At the heart of Desa Kincaid: Bounty Hunter is a deep spiritual quest. A classic fight between Good and Evil, Light and Dark. Spirituality and the harnessing of natural forces through the Ether are misperceived as witchcraft. And there’s a timely theme of men accusing powerful woman of consorting with Dark Forces in order to control those women and women accusing men of making things worse with their primary impulse to aggression. The witch trials of the sixteenth through eighteenth centuries quickly come to mind.

Desa is committed to her craft. To the training of the mind and body through meditation and her relentless practice of craft. And Intention governs all. And there is also the aspect of Technology being mistaken for Magic, which recalls Sci-Fi great Arthur C. Clarke’s Third Law: “Any sufficiently advanced technology is indistinguishable from magic.”

I mentioned action. Desa Kincaid has plenty. Gunfights and supernatural battles. There are even zombies of a sort, and their scenes are where the action is most intense. Think of Red Dead Redemption in narrative form.
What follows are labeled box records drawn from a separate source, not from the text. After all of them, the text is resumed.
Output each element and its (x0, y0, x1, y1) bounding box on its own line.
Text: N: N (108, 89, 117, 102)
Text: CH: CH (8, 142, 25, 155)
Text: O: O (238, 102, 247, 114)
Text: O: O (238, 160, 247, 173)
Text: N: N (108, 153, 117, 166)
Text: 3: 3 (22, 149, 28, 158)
Desa Kincaid ends with a cliffhanger. There are certainly more questions to be answered. It’s said that Desa is a widow and intimated that she did not get on with her husband’s family.

Given that there are eight books in Penney’s Justice Keepers Saga, we might expect plenty more of the Sci-Fi meets Western stories of Desa and her comrades and adversaries in the future.

I for one am looking forward to reading more.